7.4. Updating Reporter Repositories

The Inca agent will detect changes to your reporter repository and automatically send changes to the appropriate reporter managers if you:

  1. update the reporter version number (ie. change a line like "version => 1" to "version => 2" in the body of the reporter)

  2. make sure the reporter permissions are set so the agent can fetch the reporter (755 is the standard reporter permission)

  3. update your Packages.gz file using incpack. The command will be something like:
    % cd $INCA_DIST/Inca-Reporter-*; ./sbin/incpack -I lib bin/<reportername>

  4. wait for the agent to deploy the new reporter automatically (it looks for new reporters every four hours by default),

    *OR*

    restart the agent,

    *OR*

    Connect to the agent in incat, select the Repositories tab, then press the Refresh button under the repository panel.

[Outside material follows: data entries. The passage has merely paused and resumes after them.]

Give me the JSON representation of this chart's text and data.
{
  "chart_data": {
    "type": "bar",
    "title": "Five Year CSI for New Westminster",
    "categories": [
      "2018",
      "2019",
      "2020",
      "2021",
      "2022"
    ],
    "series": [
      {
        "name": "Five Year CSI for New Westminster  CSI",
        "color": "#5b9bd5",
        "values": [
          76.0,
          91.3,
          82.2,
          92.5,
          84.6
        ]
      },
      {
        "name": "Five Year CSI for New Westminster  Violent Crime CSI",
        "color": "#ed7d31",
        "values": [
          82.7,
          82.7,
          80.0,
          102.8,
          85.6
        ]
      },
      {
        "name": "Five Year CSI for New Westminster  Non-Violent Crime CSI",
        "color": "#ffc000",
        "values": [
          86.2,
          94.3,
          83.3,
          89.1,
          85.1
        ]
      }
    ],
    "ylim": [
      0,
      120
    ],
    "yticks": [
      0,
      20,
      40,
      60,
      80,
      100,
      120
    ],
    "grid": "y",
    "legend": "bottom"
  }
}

If the revised reporter still isn't deployed, look for any errors in the $INCA_DIST/var/agent.log that indicate the agent was unable to fetch the reporter or skipped over updating it. Make sure there is an active series that uses the reporter with "use latest version" checked on the resource your intend it to run on incat. Look for $INCA_DIST/var/repository/repository.xml entries for the reporter with "<latestVersion>false</latestVersion>" (should be "<latestVersion>true</latestVersion>" to get the updated reporters).